This is going to be one of those "boring" posts that have a lot to do with Congress and the president and legislation and spending and all that. But trust me, it's important.
Republicans in Congress are an endangered species. They know they need to shake the label of the "Party of No" if they're going to survive. (Personally, I've never felt that saying "no" was necessarily a bad thing, but that could hardly matter less.) Anyway, aside from efforts to connect more personally with voters during the spring, they're also doing their jobs. Thank goodness, too, because the only way they're going to save their party is by saving or helping to save the country. In addition to the alternatives they offered to the stimulus bill, the omnibus spending bill, and the budget, House Republican leaders John Boehner and Eric Cantor have sent a proposal to President Obama for a series of government programs where spending could be reduced, streamlined, or eliminated altogether.
Last April, in response to the massive amounts of money appropriated in various pieces of legislation, Rep. Cantor requested that the president direct his Cabinet secretaries to find $100 million in savings to help relieve the burden to taxpayers. The president did so, but asked that House Republicans also look for savings. Today, the GOP has presented a list of recommendations that could save a combined $375 billion (yes, with a "b"). The full list can be read here.
The list is twenty pages long, and has over forty specific proposals. I've read it, and I encourage all of you to, as well; but for those who prefer not to spend their evenings combing through proposed legislation (i.e. "normal people"), I've included some of my personal favorites.
Common Sense Spending Limits
While Congress and the President both agree that so-called "discretionary" government spending is always assumed to rise from one year to the next, it seems like they should have put a cap on those spending increases a long time ago. Republicans would prefer to freeze all spending increases, but the proposal is to limit the increases so that they don't grow faster than inflation does. In theory, this could save $317 billion over five years all by itself.
But they're not through yet.
Require New Programs To Be Paid For
Something that has always bothered me about Congress (for as long as I've ever thought about it, anyway) is that, since they control the budget and taxes, they can basically add as many programs to the budget they want and raise taxes as high as they need to in order to pay for it. You'd think that the threat of getting voted out of office would impose a certain amount of restraint, but I think we all know that it doesn't. Democrats and Republicans alike just keep adding programs and raising the price tag.

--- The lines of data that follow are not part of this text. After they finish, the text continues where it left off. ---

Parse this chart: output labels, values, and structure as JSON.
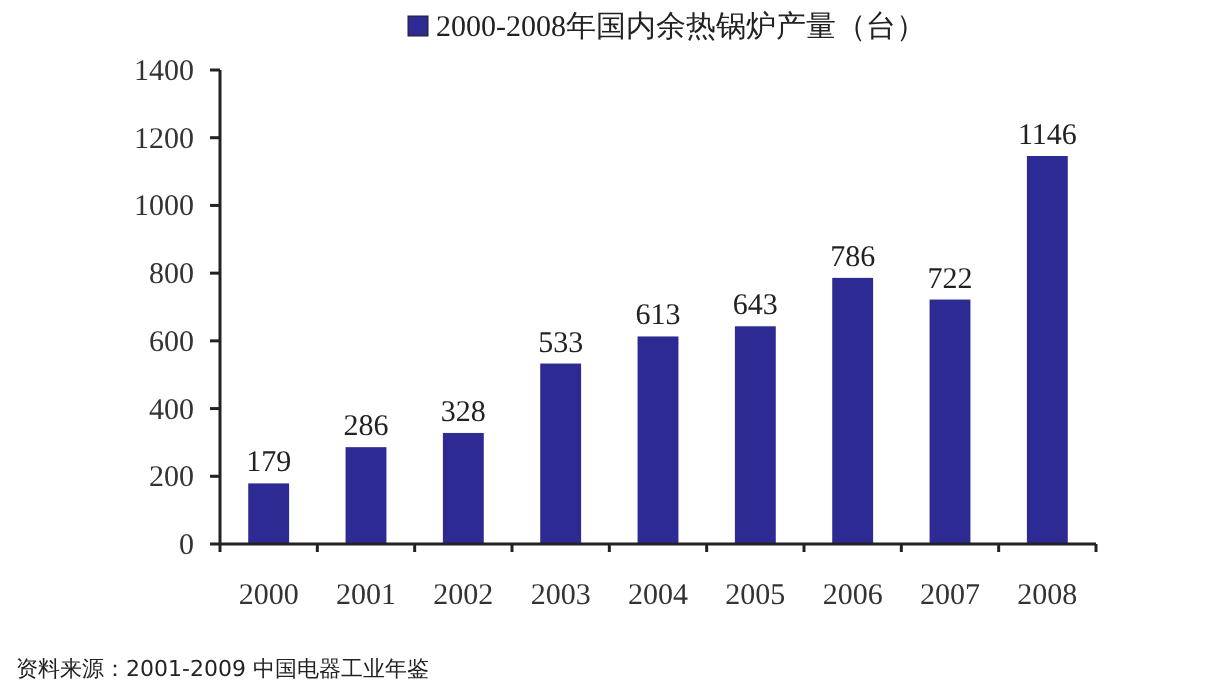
{
  "chart_data": {
    "type": "bar",
    "categories": [
      "2000",
      "2001",
      "2002",
      "2003",
      "2004",
      "2005",
      "2006",
      "2007",
      "2008"
    ],
    "series": [
      {
        "name": "2000-2008年国内余热锅炉产量（台）",
        "color": "#2e2a94",
        "values": [
          179,
          286,
          328,
          533,
          613,
          643,
          786,
          722,
          1146
        ]
      }
    ],
    "ylim": [
      0,
      1400
    ],
    "yticks": [
      0,
      200,
      400,
      600,
      800,
      1000,
      1200,
      1400
    ],
    "data_labels": true,
    "legend": "top",
    "grid": false,
    "annotations": [
      "资料来源：2001-2009 中国电器工业年鉴"
    ]
  }
}
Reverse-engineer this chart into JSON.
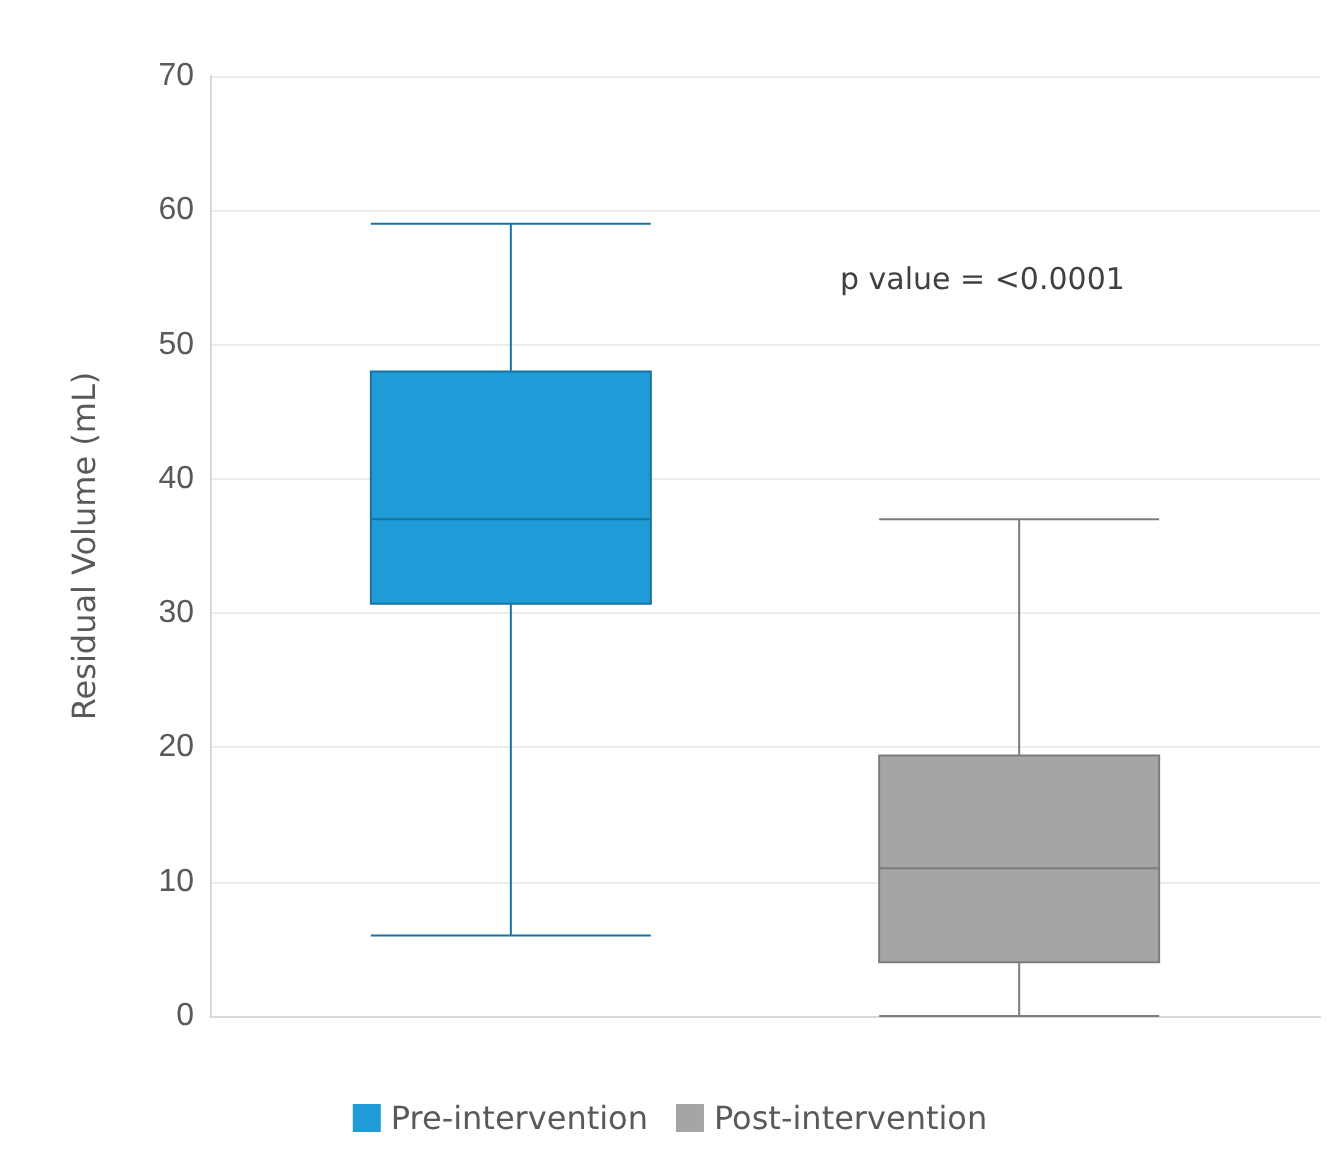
{
  "chart_data": {
    "type": "box",
    "ylabel": "Residual Volume (mL)",
    "categories": [
      null
    ],
    "series": [
      {
        "name": "Pre-intervention",
        "color": "#1f9bd7",
        "boxes": [
          {
            "low": 6,
            "q1": 30.7,
            "median": 37,
            "q3": 48,
            "high": 59
          }
        ]
      },
      {
        "name": "Post-intervention",
        "color": "#a5a5a5",
        "boxes": [
          {
            "low": 0,
            "q1": 4,
            "median": 11,
            "q3": 19.4,
            "high": 37
          }
        ]
      }
    ],
    "ylim": [
      0,
      70
    ],
    "yticks": [
      0,
      10,
      20,
      30,
      40,
      50,
      60,
      70
    ],
    "grid": "y",
    "legend": "bottom",
    "annotations": [
      "p value = <0.0001"
    ]
  }
}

What about a new way to enforce a little discipline? This part of the proposal requires that, for every new program Congress wants to add, it has to reduce or eliminate funding for another one. This not only keeps spending at a consistent level, it demonstrates priorities. Which programs are most important to the government? How far does it really want to extend its reach? And how will they defend these actions to the voters? The exact wording of the proposal is "The merit of every new proposal ought to be judged based on whether it is more important than something the government is already doing." Good advice.
Opportunity To Review Legislation
This, it should be obvious, is where Congress is required to enforce a mandatory review period, in this case 72 hours, before passing any legislation. I don't have to tell anyone how important it is that members of Congress actually read legislation before they pass it. I'm sure most people remember the huge AIG bonus scandal when Congress passed a $787 billion dollar stimulus bill, the final version of which not one senator or representative actually read all the way through. From the time the final 1,100-page bill was drafted to the time it was passed was less than a day. Whether you're talking about hundreds of billions of dollars or free snail mail privileges, the government should be required to pay attention to their jobs.
Most of the rest of the proposal deals with specific government programs; reforming certain practices to be more cost-effective; enforcing eligibility requirements for certain entitlements; and so forth. Some of the cuts and reductions won't be very popular, on either side of the political aisle, but we're in a serious bind. The country is going bankrupt. Everyone, everywhere is trying to deal with this problem. If you think the proposals the Republicans are making will help, then write to as many people in Washington as you can telling them to support their plan. If you think the proposals will hurt, then say that instead. But this is the budget; the government's lifeline; one of those things that touches every single one of us eventually, so whatever you do, do not ignore it.